Parmi les 10.047 lauréats qui sortiront de différents établissements cette année, 5.359 viennent des écoles d’ingénieurs publiques, c’est-à-dire, des ingénieurs sur titre. Près de la moitié, 4.688 au total, sont des ingénieurs dits assimilés. « Le gouvernement veut d’ores et déjà revoir ses objectifs à la hausse pour les années à venir afin de mieux accompagner le développement que connaît notre pays ces dernières années et continuer à le rendre davantage compétitif en termes d’effectif d’ingénieurs pour drainer plus d’investissements internationaux», révèle Driss Bouami, directeur de l’Ecole Mohammedia d’Ingénieurs (EMI).

Les établissements universitaires ont contribué à la formation de 1.668 ingénieurs et 3.827 assimilés. Les écoles d’ingénieurs relevant des ministères techniques ont formé 1.292 ingénieurs et 273 assimilés. Quant aux instituts privés, ils ont préparé 2.049 diplômés ingénieurs et 588 assimilés. Le plus surprenant est que les prévisions de réalisation de l’Initiative 10.000 ingénieurs intégraient les jeunes marocains formés dans les écoles d’ingénieurs étrangères. Le plan tablait pour 2009-2010 sur une contribution de 350 lauréats.
Au total, 28 établissements universitaires appartenant à 13 universités ont été mis à contribution: 10 écoles d’ingénieurs (Emi, Ensem, Ensias, Ensam, Ensa à Agadir, à Fès, à Oujda, à Safi et à Tanger), 7 facultés des sciences et 11 facultés des sciences et techniques (FST). A l’instar des établissements universitaires, les 11 écoles et instituts de formation d’ingénieurs indépendants (Aiac, Ehtp, Enfi, Enim, Enam, Iav, Inpt, Insea, Esith, Era, Ern) sont aussi impliquées.

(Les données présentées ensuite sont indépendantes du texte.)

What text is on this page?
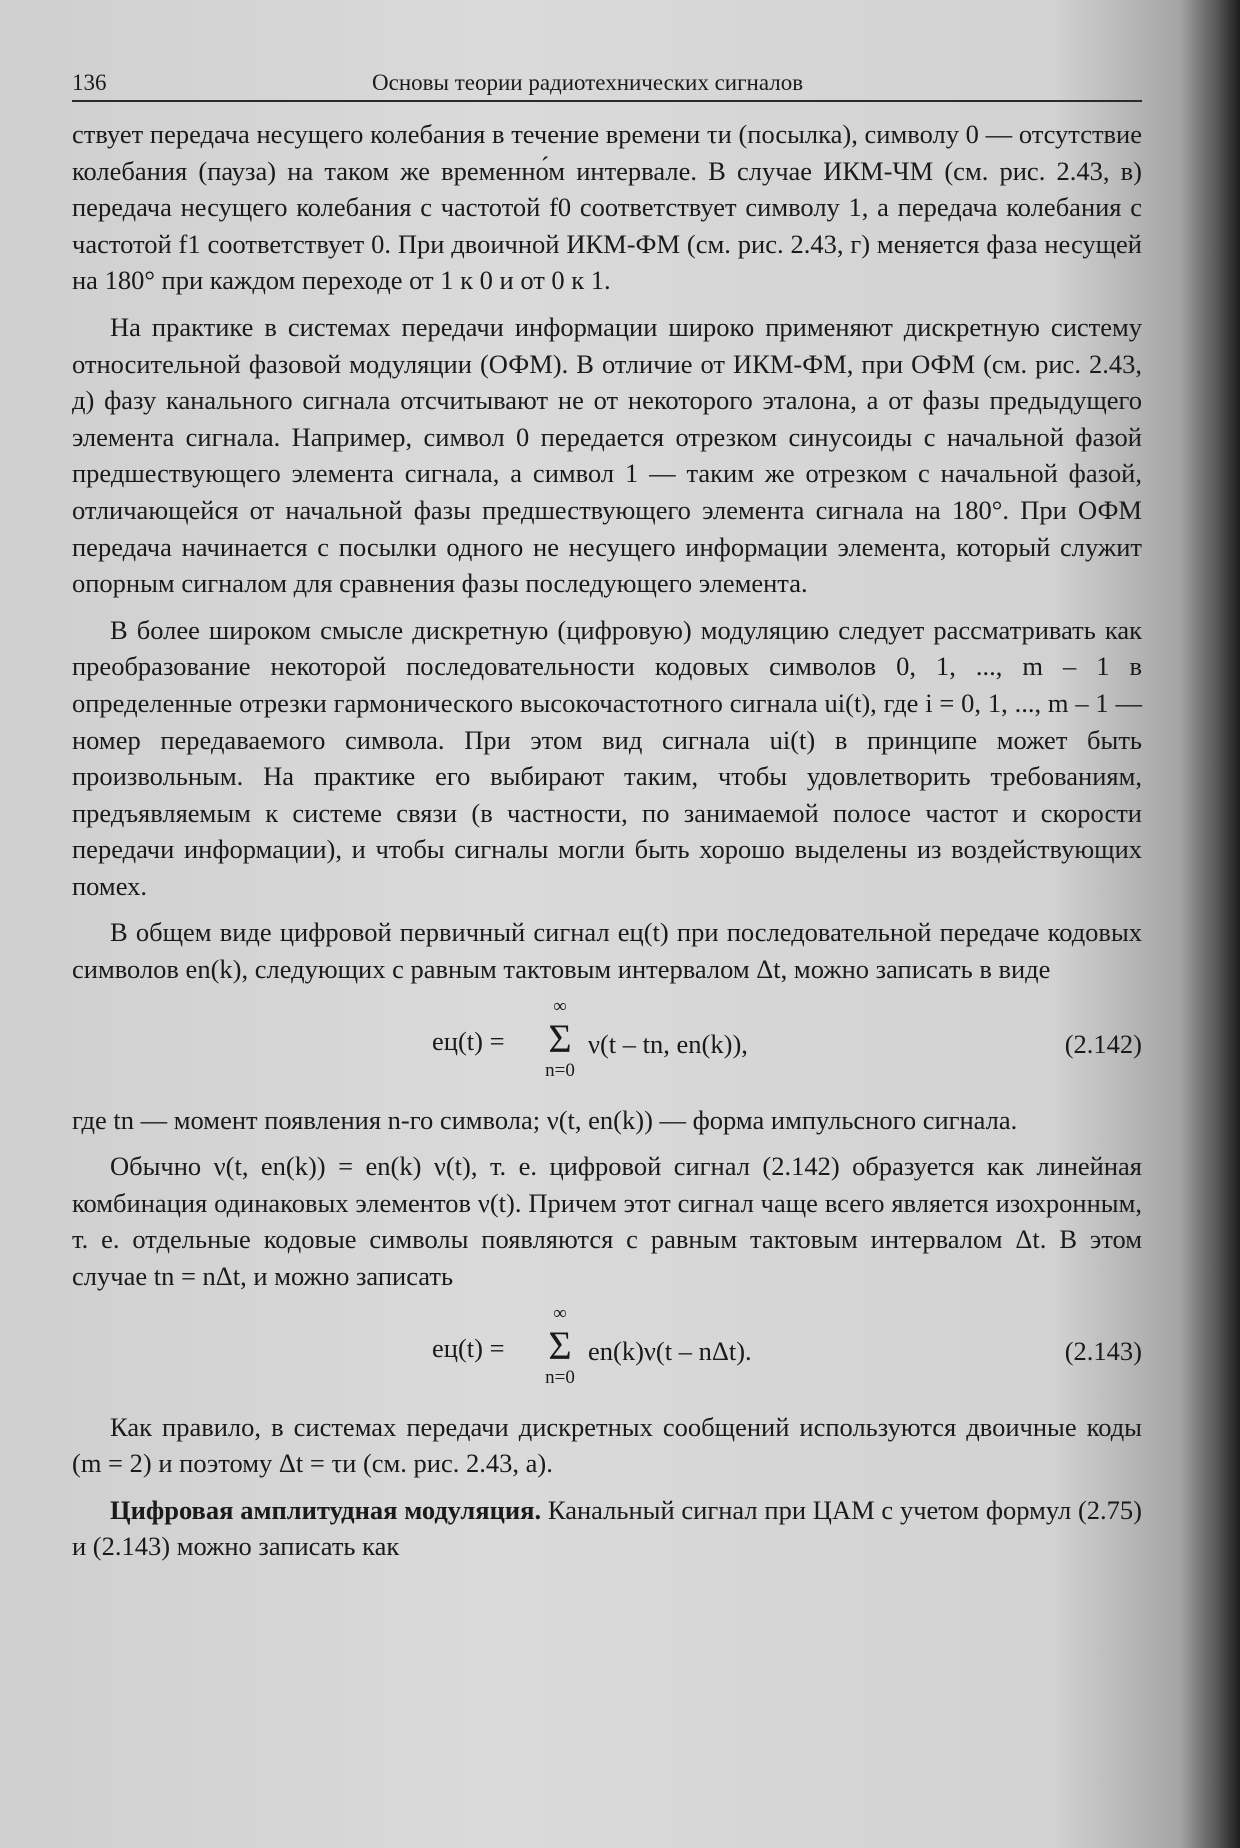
136	Основы теории радиотехнических сигналов

ствует передача несущего колебания в течение времени τи (посылка), символу 0 — отсутствие колебания (пауза) на таком же временно́м интервале. В случае ИКМ-ЧМ (см. рис. 2.43, в) передача несущего колебания с частотой f0 соответствует символу 1, а передача колебания с частотой f1 соответствует 0. При двоичной ИКМ-ФМ (см. рис. 2.43, г) меняется фаза несущей на 180° при каждом переходе от 1 к 0 и от 0 к 1.

На практике в системах передачи информации широко применяют дискретную систему относительной фазовой модуляции (ОФМ). В отличие от ИКМ-ФМ, при ОФМ (см. рис. 2.43, д) фазу канального сигнала отсчитывают не от некоторого эталона, а от фазы предыдущего элемента сигнала. Например, символ 0 передается отрезком синусоиды с начальной фазой предшествующего элемента сигнала, а символ 1 — таким же отрезком с начальной фазой, отличающейся от начальной фазы предшествующего элемента сигнала на 180°. При ОФМ передача начинается с посылки одного не несущего информации элемента, который служит опорным сигналом для сравнения фазы последующего элемента.

В более широком смысле дискретную (цифровую) модуляцию следует рассматривать как преобразование некоторой последовательности кодовых символов 0, 1, ..., m – 1 в определенные отрезки гармонического высокочастотного сигнала ui(t), где i = 0, 1, ..., m – 1 — номер передаваемого символа. При этом вид сигнала ui(t) в принципе может быть произвольным. На практике его выбирают таким, чтобы удовлетворить требованиям, предъявляемым к системе связи (в частности, по занимаемой полосе частот и скорости передачи информации), и чтобы сигналы могли быть хорошо выделены из воздействующих помех.

В общем виде цифровой первичный сигнал eц(t) при последовательной передаче кодовых символов en(k), следующих с равным тактовым интервалом Δt, можно записать в виде

eц(t) =
∞
Σ
n=0
ν(t – tn, en(k)),	(2.142)

где tn — момент появления n-го символа; ν(t, en(k)) — форма импульсного сигнала.

Обычно ν(t, en(k)) = en(k) ν(t), т. е. цифровой сигнал (2.142) образуется как линейная комбинация одинаковых элементов ν(t). Причем этот сигнал чаще всего является изохронным, т. е. отдельные кодовые символы появляются с равным тактовым интервалом Δt. В этом случае tn = nΔt, и можно записать

eц(t) =
∞
Σ
n=0
en(k)ν(t – nΔt).	(2.143)

Как правило, в системах передачи дискретных сообщений используются двоичные коды (m = 2) и поэтому Δt = τи (см. рис. 2.43, а).

Цифровая амплитудная модуляция. Канальный сигнал при ЦАМ с учетом формул (2.75) и (2.143) можно записать как
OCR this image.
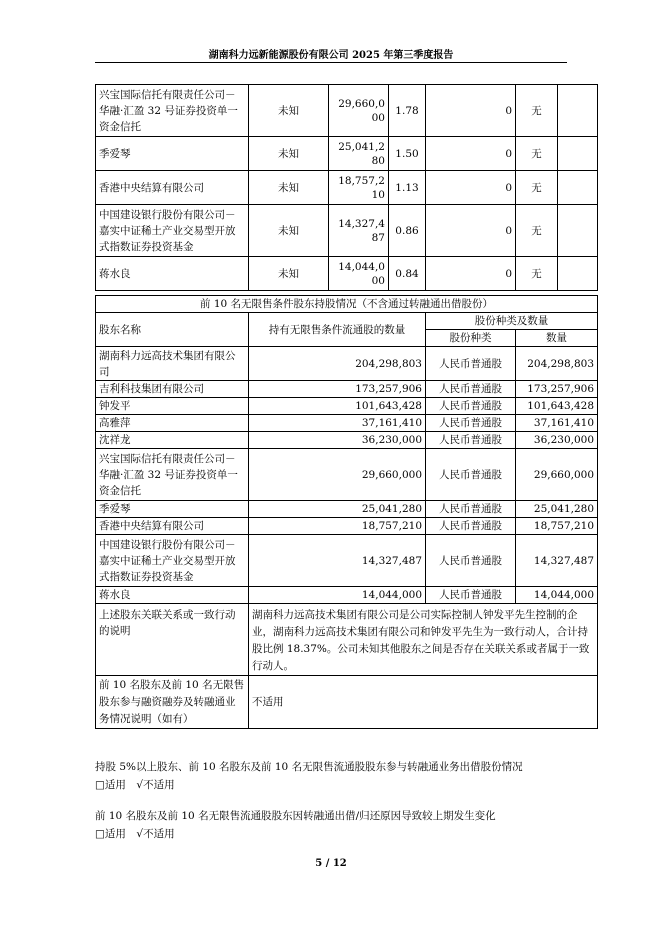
湖南科力远新能源股份有限公司 2025 年第三季度报告
兴宝国际信托有限责任公司－华融·汇盈 32 号证券投资单一资金信托	未知	29,660,000	1.78	0	无	
季爱琴	未知	25,041,280	1.50	0	无	
香港中央结算有限公司	未知	18,757,210	1.13	0	无	
中国建设银行股份有限公司－嘉实中证稀土产业交易型开放式指数证券投资基金	未知	14,327,487	0.86	0	无	
蒋水良	未知	14,044,000	0.84	0	无	
前 10 名无限售条件股东持股情况（不含通过转融通出借股份）			
股东名称	持有无限售条件流通股的数量	股份种类及数量	
		股份种类	数量
湖南科力远高技术集团有限公司	204,298,803	人民币普通股	204,298,803
吉利科技集团有限公司	173,257,906	人民币普通股	173,257,906
钟发平	101,643,428	人民币普通股	101,643,428
高雅萍	37,161,410	人民币普通股	37,161,410
沈祥龙	36,230,000	人民币普通股	36,230,000
兴宝国际信托有限责任公司－华融·汇盈 32 号证券投资单一资金信托	29,660,000	人民币普通股	29,660,000
季爱琴	25,041,280	人民币普通股	25,041,280
香港中央结算有限公司	18,757,210	人民币普通股	18,757,210
中国建设银行股份有限公司－嘉实中证稀土产业交易型开放式指数证券投资基金	14,327,487	人民币普通股	14,327,487
蒋水良	14,044,000	人民币普通股	14,044,000
上述股东关联关系或一致行动的说明	湖南科力远高技术集团有限公司是公司实际控制人钟发平先生控制的企业，湖南科力远高技术集团有限公司和钟发平先生为一致行动人，合计持股比例 18.37%。公司未知其他股东之间是否存在关联关系或者属于一致行动人。		
前 10 名股东及前 10 名无限售股东参与融资融券及转融通业务情况说明（如有）	不适用		
持股 5%以上股东、前 10 名股东及前 10 名无限售流通股股东参与转融通业务出借股份情况
□适用　√不适用
前 10 名股东及前 10 名无限售流通股股东因转融通出借/归还原因导致较上期发生变化
□适用　√不适用
5 / 12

Prenant l’exemple de l’Ecole Mohammedia des ingénieurs, l’une des plus renommées sur le plan national. L’effectif global des professionnels formés par cette école durant la période 2006-2010 a atteint 1591. Il est passé de 284 en 2006 à 385 en 2010. Selon le directeur de l’école, cet effectif est appelé à atteindre 500 lauréats par an en régime de croisière. Les spécialités qui prédominent sont le génie civil, industriel, électrique, informatique et mécanique. L’Institut national des postes et télécommunications (INPT) dont le taux d’insertion des diplômés frôle les 100% à la sortie, a formé 200 ingénieurs spécialisés en réseau informatique, en gestion de réseau, en ingénierie des systèmes d’information et en réseau télécoms. «L’Institut veut former plus d’ingénieurs (300 diplômés) dans les années à venir pour combler le besoin qui subsiste dans ce secteur. Dès la rentrée de septembre 2010, une annexe sera à cet effet ouverte à Casablanca», assure Mohamed Abdelfattah Charif Chefchaouni, directeur de l’INPT. Sans atteindre l’euphorie du début des années 2000, le marché reste porteur pour les ingénieurs télécoms, au Maroc, comme à l’international.

Plus discrète, mais très cotée sur le marché, l’Ecole nationale supérieure d’informatique et d’analyse des systèmes (Ensias) de Rabat a formé 167 ingénieurs en 2010, répartis sur 5 spécialités. « Les spécialités les plus répandues sont le génie logiciel, l’informatique décisionnelle, la sécurité des systèmes d’information et les systèmes embarqués», précise Radouane Mrabet, directeur de l’Ensias.